When making these changes, Blackness wasn’t treated as an afterthought. It stood by those changes and committed to it wholeheartedly with a sensitivity and assured integration that fostered these conversations organically. It’s better than how other shows have treated Black characters within the sci-fi, horror and supernatural mediums. The Vampire Diaries notoriously had witch Bonnie (Kat Graham) as the ‘token magical negro type’, only there to serve the bewitching whims of Elena (Nina Dobrev) and her vampire love interests Stefan (Paul Wesley) and Damon (Ian Somerhalder). Star Wars has a long-standing history with its lack of care and protection towards its stars, with Moses Ingram (Obi-Wan Kenobi) and Amandla Stenberg (The Acolyte) being the recent editions where they’ve experienced rampant racist abuse and toxic backlash via social media. The studio’s silence speaks volumes when they’re very quick to hire said talent, only to leave them publicly abandoned at the first sign of trouble. The sting continued to hurt when The Acolyte was later cancelled. Even outside these genre spaces, the signs are no better with Apple TV’s Masters of the Air, where the involvement of the Tuskegee airmen were regulated to rushed background footnotes of the war. One of its advertised leading stars – Ncuti Gatwa – was barely on-screen and barely ten sentences strung together. It’s no surprise the series left a sour taste in my mouth towards its end, wishing the Tuskegee storyline had its own Band of Brothers-style series to celebrate and memorialise their involvement. It’s the least they deserve.
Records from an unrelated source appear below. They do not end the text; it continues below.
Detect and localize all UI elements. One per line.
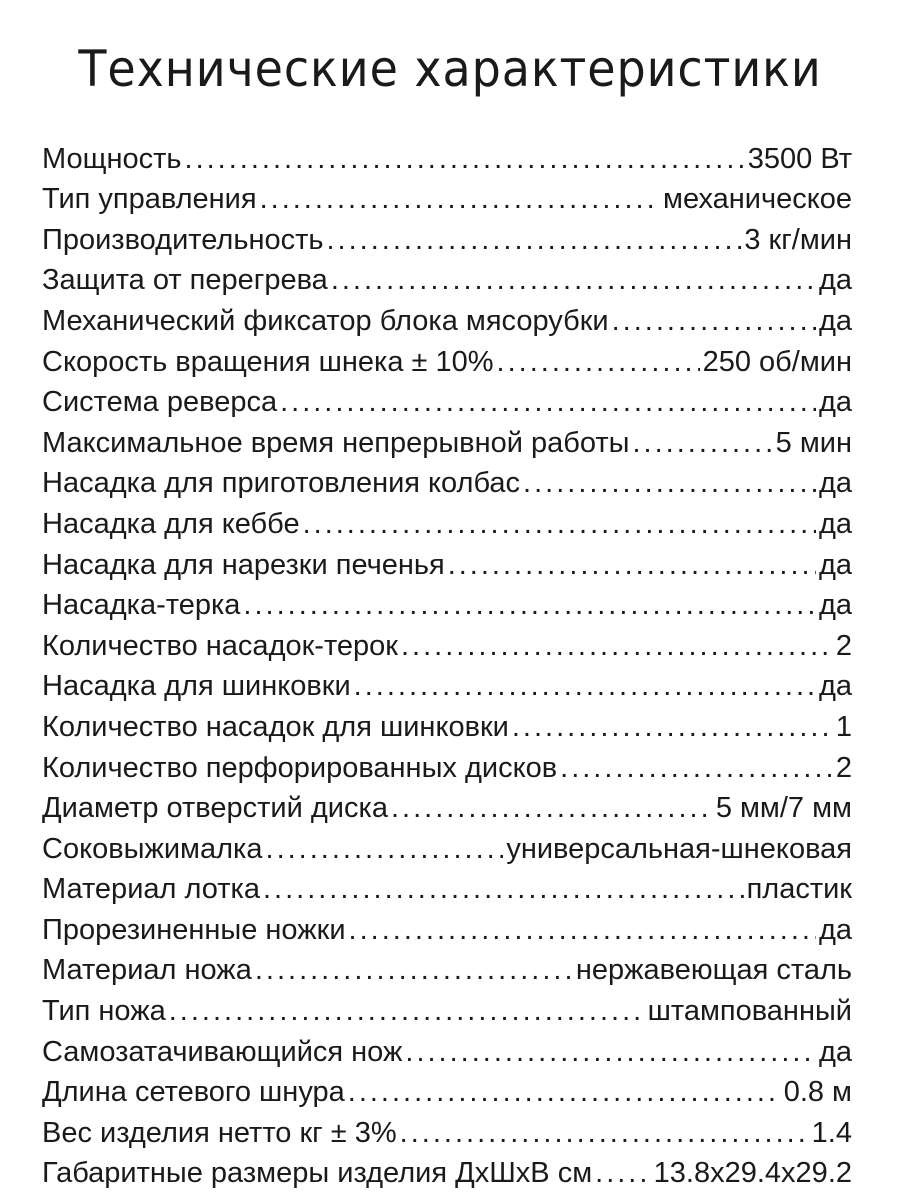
spec-label: Максимальное время непрерывной работы [42,426,630,459]
spec-row [42,704,852,745]
spec-row [42,988,852,1029]
dot-leader [349,912,816,948]
spec-row [42,623,852,664]
dot-leader [401,628,833,664]
spec-row [42,664,852,705]
dot-leader [303,506,816,542]
dot-leader [185,141,745,177]
dot-leader [280,384,816,420]
spec-value: 250 об/мин [702,345,852,378]
spec-row [42,339,852,380]
spec-label: Насадка для нарезки печенья [42,548,445,581]
spec-list [42,136,852,1191]
spec-value: 5 мин [775,426,852,459]
spec-label: Материал ножа [42,954,252,987]
spec-label: Насадка для кеббе [42,507,300,540]
spec-value: да [818,589,852,622]
spec-value: 1 [835,710,852,743]
dot-leader [391,790,713,826]
spec-label: Самозатачивающийся нож [42,1035,403,1068]
dot-leader [243,587,816,623]
dot-leader [400,1115,809,1151]
spec-row [42,461,852,502]
dot-leader [612,303,816,339]
dot-leader [405,1034,816,1070]
dot-leader [632,425,772,461]
spec-label: Защита от перегрева [42,264,328,297]
spec-value: 1.4 [811,1116,852,1149]
spec-label: Количество насадок для шинковки [42,710,509,743]
spec-label: Скорость вращения шнека ± 10% [42,345,494,378]
spec-row [42,826,852,867]
spec-value: да [818,386,852,419]
dot-leader [255,952,573,988]
spec-label: Тип управления [42,183,257,216]
dot-leader [348,1074,781,1110]
dot-leader [260,181,660,217]
spec-label: Вес изделия нетто кг ± 3% [42,1116,397,1149]
spec-value: 3 кг/мин [744,223,852,256]
spec-value: 2 [835,751,852,784]
spec-row [42,867,852,908]
spec-value: 0.8 м [783,1076,852,1109]
spec-row [42,583,852,624]
spec-value: 3500 Вт [747,142,852,175]
spec-label: Материал лотка [42,873,260,906]
spec-label: Длина сетевого шнура [42,1076,345,1109]
spec-value: универсальная-шнековая [506,832,852,865]
spec-value: штампованный [647,995,852,1028]
spec-row [42,136,852,177]
spec-value: 2 [835,629,852,662]
spec-row [42,948,852,989]
dot-leader [354,668,816,704]
spec-row [42,1070,852,1111]
spec-label: Диаметр отверстий диска [42,792,388,825]
spec-value: 13.8х29.4х29.2 [653,1157,852,1190]
spec-label: Количество насадок-терок [42,629,398,662]
spec-value: механическое [663,183,852,216]
spec-row [42,380,852,421]
dot-leader [266,831,504,867]
spec-label: Количество перфорированных дисков [42,751,558,784]
spec-row [42,1110,852,1151]
spec-label: Соковыжималка [42,832,263,865]
spec-row [42,745,852,786]
spec-row [42,501,852,542]
spec-value: да [818,548,852,581]
spec-label: Система реверса [42,386,278,419]
spec-label: Насадка-терка [42,589,241,622]
spec-row [42,298,852,339]
dot-leader [331,262,816,298]
dot-leader [523,465,816,501]
spec-label: Мощность [42,142,182,175]
spec-label: Производительность [42,223,324,256]
spec-value: нержавеющая сталь [575,954,852,987]
spec-label: Насадка для шинковки [42,670,351,703]
spec-row [42,258,852,299]
spec-value: да [818,670,852,703]
spec-label: Насадка для приготовления колбас [42,467,521,500]
spec-label: Механический фиксатор блока мясорубки [42,304,609,337]
spec-value: да [818,1035,852,1068]
spec-label: Габаритные размеры изделия ДхШхВ см [42,1157,593,1190]
spec-row [42,1029,852,1070]
dot-leader [169,993,645,1029]
spec-value: да [818,913,852,946]
spec-row [42,542,852,583]
spec-value: да [818,264,852,297]
page-title: Технические характеристики [78,40,822,98]
dot-leader [560,750,833,786]
dot-leader [595,1155,651,1191]
spec-label: Тип ножа [42,995,166,1028]
spec-value: да [818,467,852,500]
spec-row [42,907,852,948]
dot-leader [512,709,833,745]
dot-leader [263,871,744,907]
dot-leader [448,547,816,583]
spec-value: да [818,304,852,337]
spec-row [42,217,852,258]
dot-leader [497,344,700,380]
spec-row [42,177,852,218]
spec-row [42,786,852,827]
spec-label: Прорезиненные ножки [42,913,346,946]
spec-value: пластик [746,873,852,906]
spec-value: да [818,507,852,540]
dot-leader [326,222,741,258]
spec-value: 5 мм/7 мм [715,792,852,825]
spec-row [42,420,852,461]
spec-row [42,1151,852,1192]
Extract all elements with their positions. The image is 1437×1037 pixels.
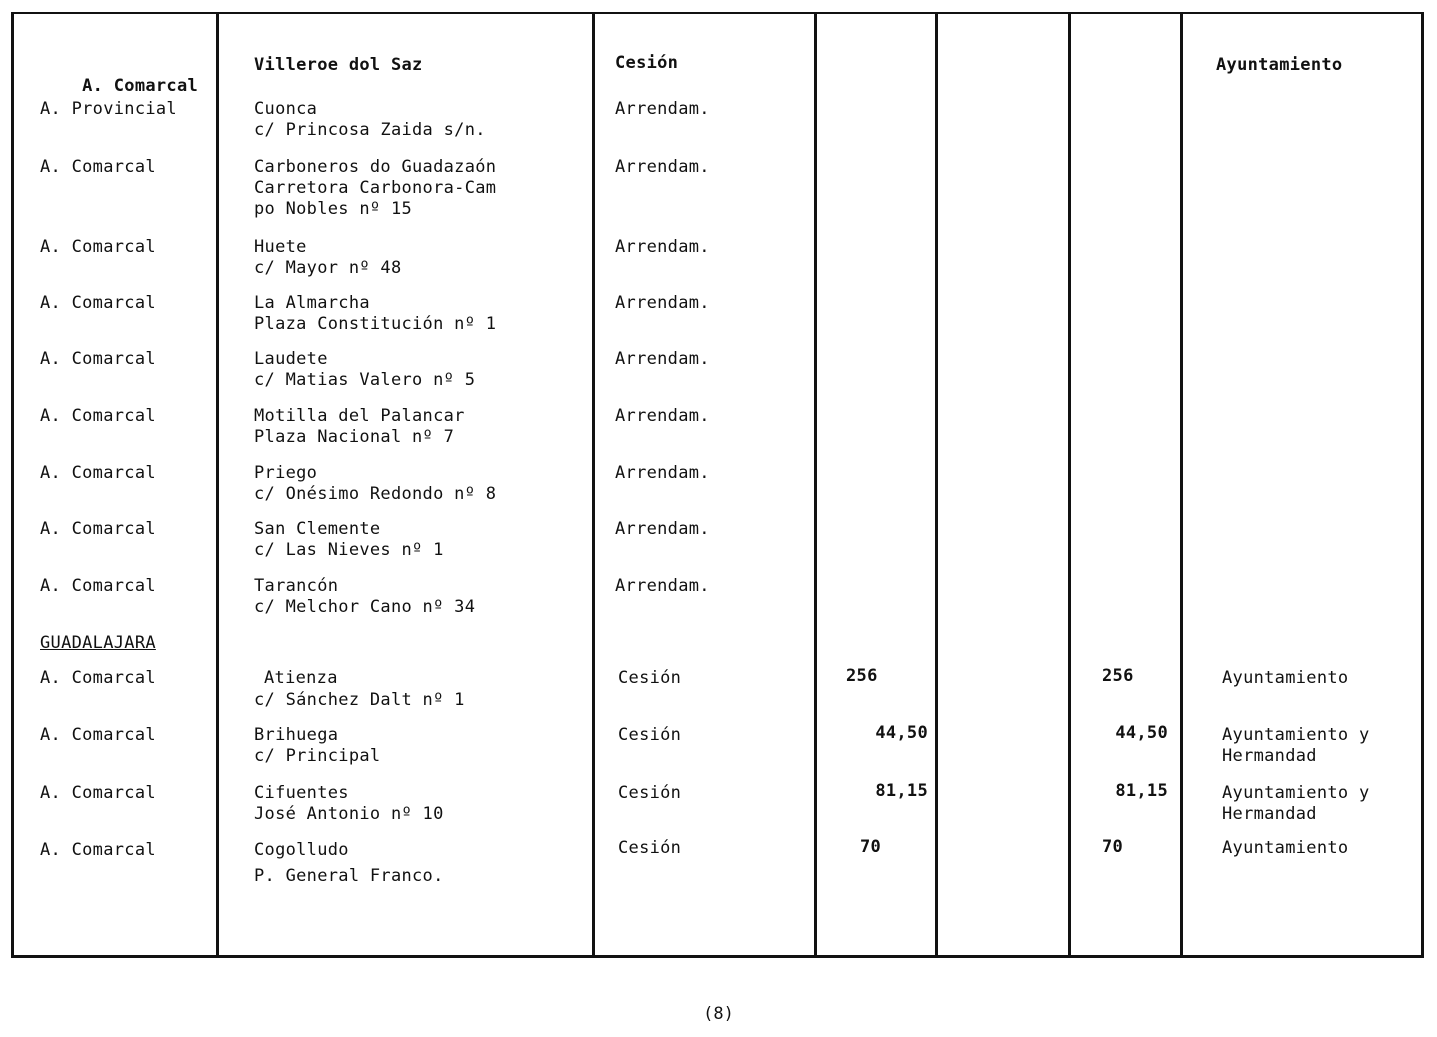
regime-cell: Arrendam. <box>615 576 710 596</box>
regime-cell: Cesión <box>615 53 679 73</box>
owner-cell: Ayuntamiento y Hermandad <box>1222 725 1370 766</box>
address-cell: c/ Las Nieves nº 1 <box>254 540 444 560</box>
type-cell: A. Comarcal <box>40 576 156 596</box>
type-cell: A. Comarcal <box>40 157 156 177</box>
regime-cell: Arrendam. <box>615 293 710 313</box>
value-cell: 44,50 <box>875 723 928 743</box>
value-cell: 81,15 <box>875 781 928 801</box>
owner-cell: Ayuntamiento <box>1222 668 1349 688</box>
place-cell: Tarancón <box>254 576 339 596</box>
regime-cell: Arrendam. <box>615 519 710 539</box>
column-divider <box>1180 12 1183 958</box>
value-cell: 81,15 <box>1115 781 1168 801</box>
address-cell: c/ Princosa Zaida s/n. <box>254 120 486 140</box>
address-cell: c/ Melchor Cano nº 34 <box>254 597 476 617</box>
type-cell: A. Comarcal <box>40 725 156 745</box>
column-divider <box>1068 12 1071 958</box>
type-cell: A. Comarcal <box>40 783 156 803</box>
address-cell: Carretora Carbonora-Cam po Nobles nº 15 <box>254 178 497 219</box>
regime-cell: Arrendam. <box>615 406 710 426</box>
regime-cell: Arrendam. <box>615 237 710 257</box>
regime-cell: Cesión <box>618 668 682 688</box>
value-cell: 70 <box>860 837 882 857</box>
column-divider <box>935 12 938 958</box>
place-cell: Huete <box>254 237 307 257</box>
regime-cell: Cesión <box>618 838 682 858</box>
column-divider <box>216 12 219 958</box>
regime-cell: Arrendam. <box>615 157 710 177</box>
regime-cell: Cesión <box>618 783 682 803</box>
value-cell: 256 <box>1102 666 1134 686</box>
place-cell: Villeroe dol Saz <box>254 55 423 75</box>
column-divider <box>592 12 595 958</box>
address-cell: Plaza Nacional nº 7 <box>254 427 455 447</box>
value-cell: 256 <box>846 666 878 686</box>
address-cell: c/ Matias Valero nº 5 <box>254 370 476 390</box>
address-cell: P. General Franco. <box>254 866 444 886</box>
type-cell: A. Comarcal <box>40 668 156 688</box>
regime-cell: Cesión <box>618 725 682 745</box>
column-divider <box>814 12 817 958</box>
place-cell: La Almarcha <box>254 293 370 313</box>
regime-cell: Arrendam. <box>615 349 710 369</box>
place-cell: Priego <box>254 463 318 483</box>
place-cell: Cifuentes <box>254 783 349 803</box>
place-cell: Carboneros do Guadazaón <box>254 157 497 177</box>
type-cell: A. Comarcal <box>82 76 199 96</box>
page-number: (8) <box>703 1004 734 1024</box>
value-cell: 70 <box>1102 837 1124 857</box>
type-cell: A. Comarcal <box>40 349 156 369</box>
owner-cell: Ayuntamiento <box>1222 838 1349 858</box>
address-cell: c/ Onésimo Redondo nº 8 <box>254 484 497 504</box>
value-cell: 44,50 <box>1115 723 1168 743</box>
regime-cell: Arrendam. <box>615 463 710 483</box>
type-cell: A. Comarcal <box>40 237 156 257</box>
place-cell: San Clemente <box>254 519 381 539</box>
section-heading: GUADALAJARA <box>40 633 156 653</box>
address-cell: c/ Mayor nº 48 <box>254 258 402 278</box>
type-cell: A. Comarcal <box>40 406 156 426</box>
address-cell: c/ Sánchez Dalt nº 1 <box>254 690 465 710</box>
type-cell: A. Comarcal <box>40 519 156 539</box>
place-cell: Motilla del Palancar <box>254 406 465 426</box>
type-cell: A. Comarcal <box>40 293 156 313</box>
type-cell: A. Comarcal <box>40 840 156 860</box>
owner-cell: Ayuntamiento y Hermandad <box>1222 783 1370 824</box>
place-cell: Laudete <box>254 349 328 369</box>
place-cell: Cuonca <box>254 99 318 119</box>
address-cell: Plaza Constitución nº 1 <box>254 314 497 334</box>
place-cell: Cogolludo <box>254 840 349 860</box>
place-cell: Brihuega <box>254 725 339 745</box>
table-frame <box>11 12 1424 958</box>
type-cell: A. Provincial <box>40 99 177 119</box>
type-cell: A. Comarcal <box>40 463 156 483</box>
owner-cell: Ayuntamiento <box>1216 55 1343 75</box>
address-cell: José Antonio nº 10 <box>254 804 444 824</box>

Where those shows failed and Interview succeeds comes down to its care and attention. Claudia had the benefit to explore the facets of her personality and agency and within that, we still felt her joy in the moments when her life wasn’t steeped in tragedy. She got to experience her first love with Charlie. She was an avid reader and explorer, keen to know about the vampire origins (more than Lestat or Louis could ever muster). Before it turned sour, we saw her fall in love with the theatre, enamoured by the on-stage trickery before landing a job with the coven. When the world repeatedly failed her, we saw Madeline choosing her when faced with death, rather than save herself. That love was later reciprocated in how Claudia held her in their last few moments. Lastly, it’s not every day someone could outsmart Lestat, be it at a game of chess or in a plot to kill him!
Claudia was unique and Bass and Hayles gave her a soul. Even in the show’s slight shortcomings, it doesn’t give off the impression of malice or ill-intention. It plays into the show’s larger themes of people living ugly, complicated lives where there are no easy, cookie-cutter answers. It resides in an uncomfortable space where the viewer has to decide what truth matters to them, and examine our own moral faith of humanity in the process. And in a medium where Black people are still fighting for accurate representation that accounts for the full spectrum of their emotional being, this is a small victory for an industry with more work to be done.
One has to hope that Rice would have loved those changes (Rice passed away in 2021) and how Interview’s lasting legacy has found new audiences (such as myself) to look at her work in a new light. Despite Claudia’s tragic end, in this iteration, she had the last laugh, exposing the vampire hierarchy for all of its nonsense – and ultimately kept it real. Now, who can forget about a character like that?